"The greatest evil lies deep inside."
You are stumbling along a dark corridor; frightened and extremely wary of your companions, each of whom has a secret they would rather take with them to their grave. Daylight is at least five levels above your head and between you and freedom there are booby traps that could roast you alive in your skin.
At the very outset, author Arnab Ray's latest book The Mine makes no pretense that it will be pleasant or humorous as his blogs have come to be known as. The prologue is nothing short of gory. The book starts sluggishly, taking its time to build the drama and the background of its main protagonist Samar Bose, a specialist in industrial security systems and electronic surveillance.
The language is effortless and the diabolically smart ending takes your breath away.
The jaded spy has inner demons that he keeps at bay with night time barbiturates. A missing daughter, a prodigious brother left half-witted by brain seizures 30 years ago, a dead wife and a house inhabited by the ghosts of past form the crux of Bose's existence.
But his life goes for a spin one day when he wakes up to a visitor at his home who offers him an unconventional and highly clandestine job and four hundred thousand dollars to get it done.
Buried deep underground somewhere in the vast expanse of Rajasthan's scorching desert is a high-security secret mining facility. The workers are cut-off from all outside contact and paid a generous compensation for their forced isolation.

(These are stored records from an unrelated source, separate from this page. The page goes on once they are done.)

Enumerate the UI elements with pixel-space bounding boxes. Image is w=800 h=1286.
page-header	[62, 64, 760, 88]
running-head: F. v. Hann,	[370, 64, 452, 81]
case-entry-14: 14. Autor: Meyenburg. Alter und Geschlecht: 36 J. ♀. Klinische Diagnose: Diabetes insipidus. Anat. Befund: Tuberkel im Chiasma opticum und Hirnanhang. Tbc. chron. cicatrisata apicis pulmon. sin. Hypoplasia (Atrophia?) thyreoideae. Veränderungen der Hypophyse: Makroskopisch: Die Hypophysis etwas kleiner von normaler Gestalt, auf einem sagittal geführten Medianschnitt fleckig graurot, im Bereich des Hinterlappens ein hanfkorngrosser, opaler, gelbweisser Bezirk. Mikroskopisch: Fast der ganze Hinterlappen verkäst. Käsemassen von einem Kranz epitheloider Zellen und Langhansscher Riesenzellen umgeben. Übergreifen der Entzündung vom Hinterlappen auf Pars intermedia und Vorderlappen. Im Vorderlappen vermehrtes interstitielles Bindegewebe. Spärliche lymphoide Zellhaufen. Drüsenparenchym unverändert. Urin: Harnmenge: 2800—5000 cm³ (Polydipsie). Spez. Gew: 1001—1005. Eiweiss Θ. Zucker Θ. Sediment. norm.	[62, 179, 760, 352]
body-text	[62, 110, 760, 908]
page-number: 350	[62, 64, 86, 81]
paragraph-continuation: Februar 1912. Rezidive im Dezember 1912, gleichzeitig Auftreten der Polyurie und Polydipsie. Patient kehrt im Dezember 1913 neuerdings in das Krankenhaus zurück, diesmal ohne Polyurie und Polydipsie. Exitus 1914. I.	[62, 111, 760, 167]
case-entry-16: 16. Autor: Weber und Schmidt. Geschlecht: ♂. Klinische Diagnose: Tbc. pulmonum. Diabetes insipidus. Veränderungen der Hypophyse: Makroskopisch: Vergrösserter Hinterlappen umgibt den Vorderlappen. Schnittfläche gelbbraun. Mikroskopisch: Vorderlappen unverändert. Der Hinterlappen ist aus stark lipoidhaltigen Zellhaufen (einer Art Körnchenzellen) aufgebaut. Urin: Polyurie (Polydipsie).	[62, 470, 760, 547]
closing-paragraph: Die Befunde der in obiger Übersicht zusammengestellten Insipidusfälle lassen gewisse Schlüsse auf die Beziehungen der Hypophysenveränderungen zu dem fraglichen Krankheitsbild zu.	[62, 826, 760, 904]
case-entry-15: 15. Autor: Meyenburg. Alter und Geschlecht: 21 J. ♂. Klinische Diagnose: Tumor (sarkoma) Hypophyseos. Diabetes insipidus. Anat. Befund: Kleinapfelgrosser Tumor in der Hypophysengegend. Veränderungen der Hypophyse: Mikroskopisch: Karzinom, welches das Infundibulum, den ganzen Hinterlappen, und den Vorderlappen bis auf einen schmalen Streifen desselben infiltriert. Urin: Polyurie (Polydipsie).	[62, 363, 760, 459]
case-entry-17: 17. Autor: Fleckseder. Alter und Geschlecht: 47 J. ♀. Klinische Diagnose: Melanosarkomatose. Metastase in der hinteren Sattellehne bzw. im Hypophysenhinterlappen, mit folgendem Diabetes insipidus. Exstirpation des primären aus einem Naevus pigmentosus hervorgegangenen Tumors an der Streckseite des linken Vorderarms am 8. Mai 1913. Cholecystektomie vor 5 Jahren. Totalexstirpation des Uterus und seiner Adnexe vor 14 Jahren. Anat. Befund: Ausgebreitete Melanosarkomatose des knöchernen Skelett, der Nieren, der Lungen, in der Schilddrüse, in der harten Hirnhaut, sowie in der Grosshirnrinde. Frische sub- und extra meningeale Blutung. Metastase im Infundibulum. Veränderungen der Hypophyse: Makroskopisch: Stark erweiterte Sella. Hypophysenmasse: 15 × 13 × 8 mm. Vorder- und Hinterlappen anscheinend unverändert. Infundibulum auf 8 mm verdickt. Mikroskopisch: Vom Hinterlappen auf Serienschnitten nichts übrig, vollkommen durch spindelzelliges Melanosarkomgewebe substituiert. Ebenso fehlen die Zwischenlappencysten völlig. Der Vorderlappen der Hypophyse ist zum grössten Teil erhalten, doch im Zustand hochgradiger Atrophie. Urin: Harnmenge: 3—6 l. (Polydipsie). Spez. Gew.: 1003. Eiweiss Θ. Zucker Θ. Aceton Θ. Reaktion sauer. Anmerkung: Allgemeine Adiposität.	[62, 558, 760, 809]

Operations hit a roadblock when the workers discover what appears to be an ancient place of worship buried deep in the ground with grotesque carvings on its dome. The miners who come in contact with the dome soon find themselves wracked by terrible nightmares.

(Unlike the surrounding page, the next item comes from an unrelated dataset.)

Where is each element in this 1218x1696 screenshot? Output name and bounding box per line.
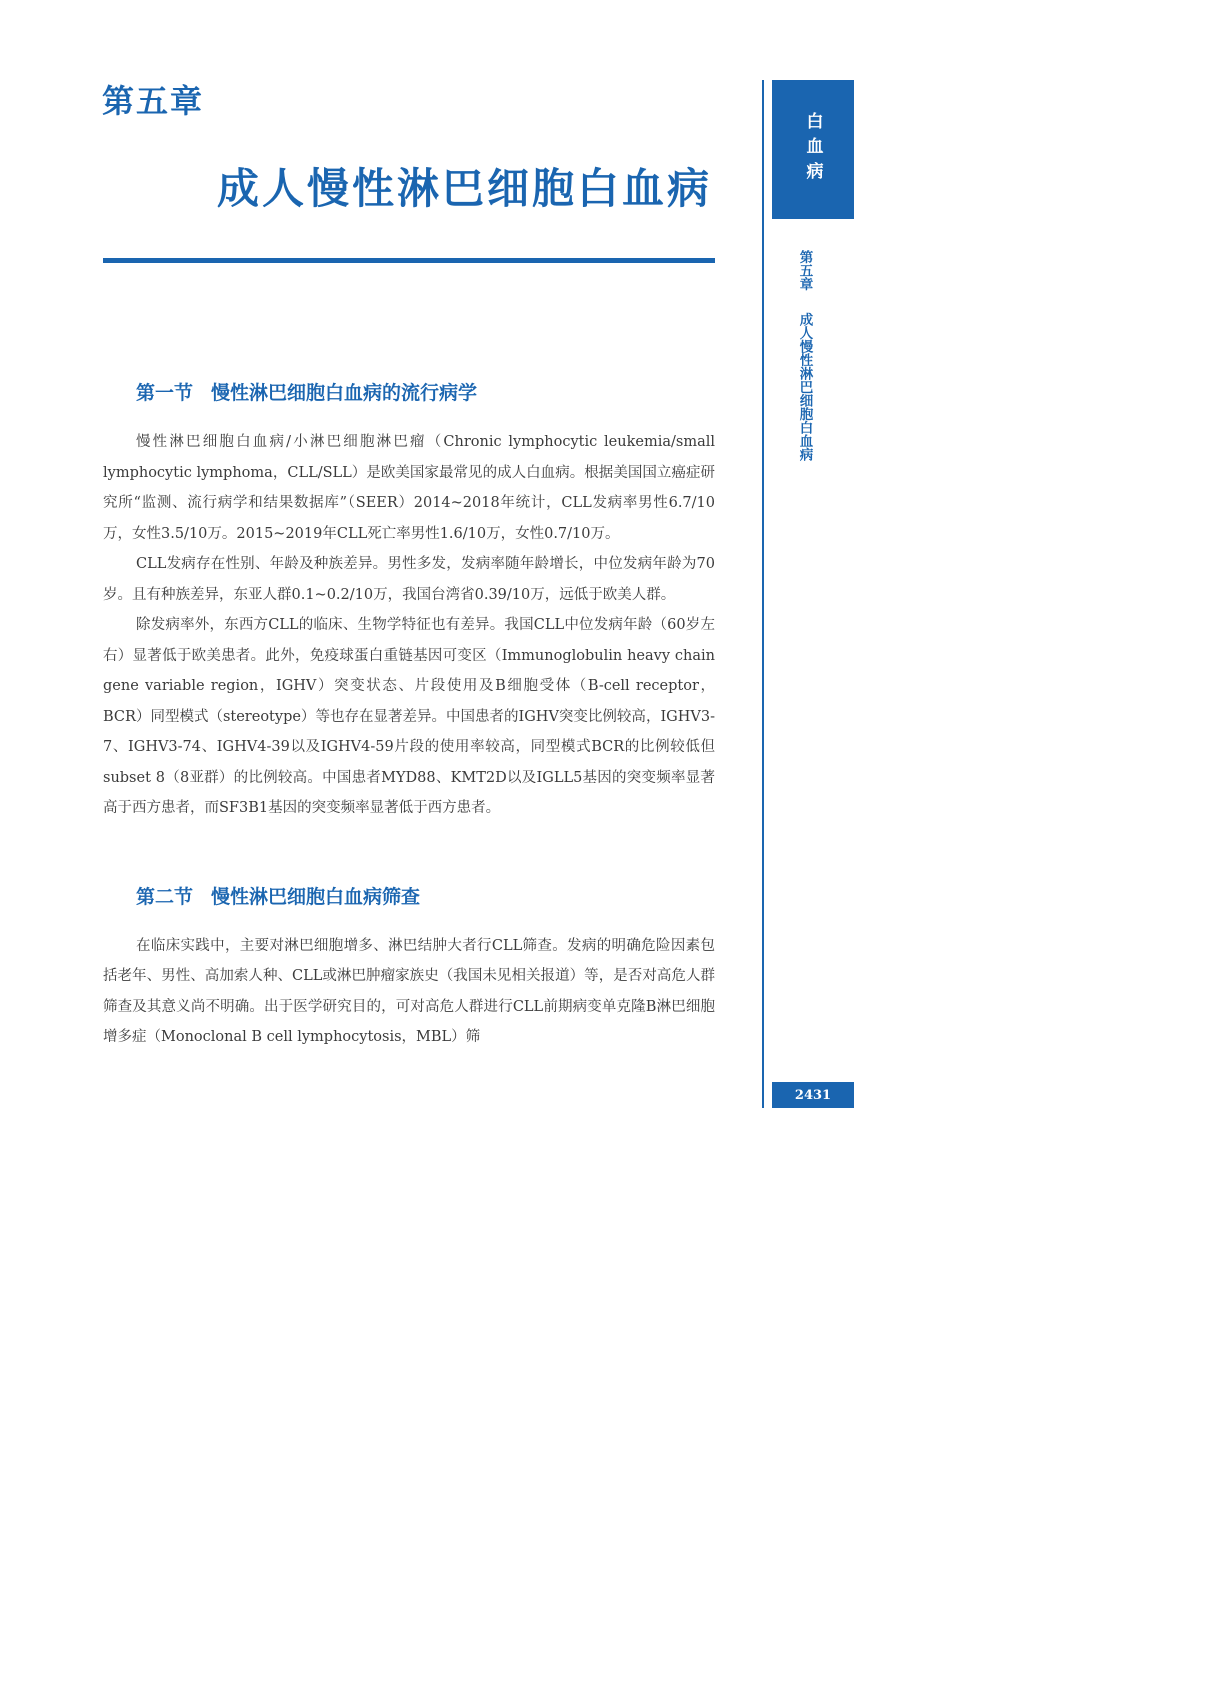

A full blown revolt on their hands, the management is forced to call in five experts from specific fields to investigate the series of events and calculate the risks of continuing with the operations. But when the chief operational officer of "the consortium of investors with interests in mining, energy and infrastructure" gets killed, it is up to the five experts to find their way out of the maze leaking the deadliest nerve gas known to man and rigged with horrifying traps.

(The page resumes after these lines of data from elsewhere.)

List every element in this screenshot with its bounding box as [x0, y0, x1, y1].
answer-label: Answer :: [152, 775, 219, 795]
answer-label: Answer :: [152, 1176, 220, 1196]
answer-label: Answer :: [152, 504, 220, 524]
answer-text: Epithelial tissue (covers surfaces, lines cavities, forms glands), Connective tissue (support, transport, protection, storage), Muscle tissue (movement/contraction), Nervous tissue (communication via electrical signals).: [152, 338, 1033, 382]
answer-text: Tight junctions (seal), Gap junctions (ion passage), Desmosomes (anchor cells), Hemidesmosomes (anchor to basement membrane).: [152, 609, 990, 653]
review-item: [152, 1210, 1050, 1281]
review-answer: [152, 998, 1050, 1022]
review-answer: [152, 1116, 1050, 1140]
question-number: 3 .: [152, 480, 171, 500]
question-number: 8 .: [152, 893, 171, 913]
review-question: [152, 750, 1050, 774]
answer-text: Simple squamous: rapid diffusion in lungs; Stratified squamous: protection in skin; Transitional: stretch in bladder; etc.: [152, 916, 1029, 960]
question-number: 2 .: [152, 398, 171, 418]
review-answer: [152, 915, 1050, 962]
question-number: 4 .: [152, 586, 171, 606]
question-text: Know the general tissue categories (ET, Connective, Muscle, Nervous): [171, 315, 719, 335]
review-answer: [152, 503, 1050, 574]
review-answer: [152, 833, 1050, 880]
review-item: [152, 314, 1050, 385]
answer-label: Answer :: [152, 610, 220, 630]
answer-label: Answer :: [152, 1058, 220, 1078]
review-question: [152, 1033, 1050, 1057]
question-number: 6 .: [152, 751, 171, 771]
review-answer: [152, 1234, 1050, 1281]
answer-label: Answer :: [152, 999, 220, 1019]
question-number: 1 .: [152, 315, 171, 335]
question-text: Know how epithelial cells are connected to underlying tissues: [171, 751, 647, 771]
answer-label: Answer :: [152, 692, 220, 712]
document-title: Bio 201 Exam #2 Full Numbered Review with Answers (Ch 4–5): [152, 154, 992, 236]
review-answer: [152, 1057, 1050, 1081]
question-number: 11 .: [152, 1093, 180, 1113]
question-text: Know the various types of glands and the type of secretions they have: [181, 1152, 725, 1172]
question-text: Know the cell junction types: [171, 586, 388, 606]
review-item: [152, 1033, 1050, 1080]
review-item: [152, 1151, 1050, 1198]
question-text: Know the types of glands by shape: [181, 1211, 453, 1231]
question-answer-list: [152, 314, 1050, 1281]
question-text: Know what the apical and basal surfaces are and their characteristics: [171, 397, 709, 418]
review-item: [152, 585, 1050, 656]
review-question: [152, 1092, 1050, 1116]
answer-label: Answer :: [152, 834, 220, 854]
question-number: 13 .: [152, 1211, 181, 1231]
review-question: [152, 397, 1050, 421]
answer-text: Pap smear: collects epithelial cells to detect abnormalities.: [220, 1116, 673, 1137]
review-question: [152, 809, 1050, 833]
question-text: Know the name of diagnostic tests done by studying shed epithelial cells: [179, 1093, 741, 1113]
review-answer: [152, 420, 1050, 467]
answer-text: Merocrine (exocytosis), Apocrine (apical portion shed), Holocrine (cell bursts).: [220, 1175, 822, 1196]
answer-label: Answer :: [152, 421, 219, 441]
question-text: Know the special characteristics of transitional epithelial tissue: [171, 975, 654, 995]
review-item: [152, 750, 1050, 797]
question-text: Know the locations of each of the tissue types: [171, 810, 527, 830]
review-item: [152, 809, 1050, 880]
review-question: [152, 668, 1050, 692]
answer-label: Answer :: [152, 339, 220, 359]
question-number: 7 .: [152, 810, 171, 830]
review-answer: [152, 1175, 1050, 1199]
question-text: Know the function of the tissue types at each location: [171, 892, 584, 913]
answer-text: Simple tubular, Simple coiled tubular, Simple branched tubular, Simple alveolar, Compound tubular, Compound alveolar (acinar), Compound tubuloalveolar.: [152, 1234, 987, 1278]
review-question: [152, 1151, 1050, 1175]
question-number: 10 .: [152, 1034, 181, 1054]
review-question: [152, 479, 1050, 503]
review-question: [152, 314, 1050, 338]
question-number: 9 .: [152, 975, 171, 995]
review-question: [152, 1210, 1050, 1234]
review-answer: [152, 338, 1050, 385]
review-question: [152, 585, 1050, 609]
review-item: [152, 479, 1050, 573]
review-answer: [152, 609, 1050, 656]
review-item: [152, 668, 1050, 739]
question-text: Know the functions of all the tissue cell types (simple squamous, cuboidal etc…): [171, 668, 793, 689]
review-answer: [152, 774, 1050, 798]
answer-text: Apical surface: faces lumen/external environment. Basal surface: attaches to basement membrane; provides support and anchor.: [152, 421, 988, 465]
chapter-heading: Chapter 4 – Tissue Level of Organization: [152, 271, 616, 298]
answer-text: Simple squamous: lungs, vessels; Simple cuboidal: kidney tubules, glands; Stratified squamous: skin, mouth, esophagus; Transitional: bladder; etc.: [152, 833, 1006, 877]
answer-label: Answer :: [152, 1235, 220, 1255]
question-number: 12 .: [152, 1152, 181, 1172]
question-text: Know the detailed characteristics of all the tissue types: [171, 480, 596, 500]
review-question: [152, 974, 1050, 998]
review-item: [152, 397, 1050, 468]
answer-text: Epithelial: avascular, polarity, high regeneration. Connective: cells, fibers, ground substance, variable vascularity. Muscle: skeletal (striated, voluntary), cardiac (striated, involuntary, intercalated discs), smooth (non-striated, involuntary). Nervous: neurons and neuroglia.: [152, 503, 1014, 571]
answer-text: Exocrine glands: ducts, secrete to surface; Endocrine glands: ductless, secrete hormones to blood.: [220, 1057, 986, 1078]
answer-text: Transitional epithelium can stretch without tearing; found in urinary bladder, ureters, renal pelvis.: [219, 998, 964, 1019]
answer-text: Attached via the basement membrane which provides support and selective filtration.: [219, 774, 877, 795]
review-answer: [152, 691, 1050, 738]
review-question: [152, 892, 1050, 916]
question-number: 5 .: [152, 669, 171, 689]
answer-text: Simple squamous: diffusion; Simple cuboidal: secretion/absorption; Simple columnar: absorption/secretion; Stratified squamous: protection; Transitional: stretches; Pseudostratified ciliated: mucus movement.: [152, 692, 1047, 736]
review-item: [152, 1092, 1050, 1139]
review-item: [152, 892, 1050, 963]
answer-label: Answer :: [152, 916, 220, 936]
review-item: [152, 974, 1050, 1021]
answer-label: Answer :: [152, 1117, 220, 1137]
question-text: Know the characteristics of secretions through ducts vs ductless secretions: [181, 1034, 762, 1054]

If you have read Stieg Larsson's The Girl With The Dragon Tattoo, you will immediately draw the analogy between the Biblical quotes (in this case a series of mysterious and supposedly Pagan sayings) and their application in grotesque murders of victims. The riveting plot explores every level of psychological manipulation to lead readers into a bloodfest of gore, horror, trauma and retribution.
The Mine borrows its basic premise from the slasher classic Saw II. You are trapped in an underground chamber with a nerve agent incapacitating you and inducing visions at every step of the way, you have to initially guide and eventually beat your companions to emerge alive. Where have I heard this plot before?
But three things work fabulously for The Mine. As psychological thrillers and mind game fictions go, Ray's book ranks at the top. The 282-page book is gripping from start to finish. There are not many authors exploring this genre and Ray may have started a trend. Lastly, the language is so effortless that you tend not to notice some plotholes and the diabolically smart ending takes your breath away. It is a thrilling read and my recommendation would be to go grab your copy. The book is worth it.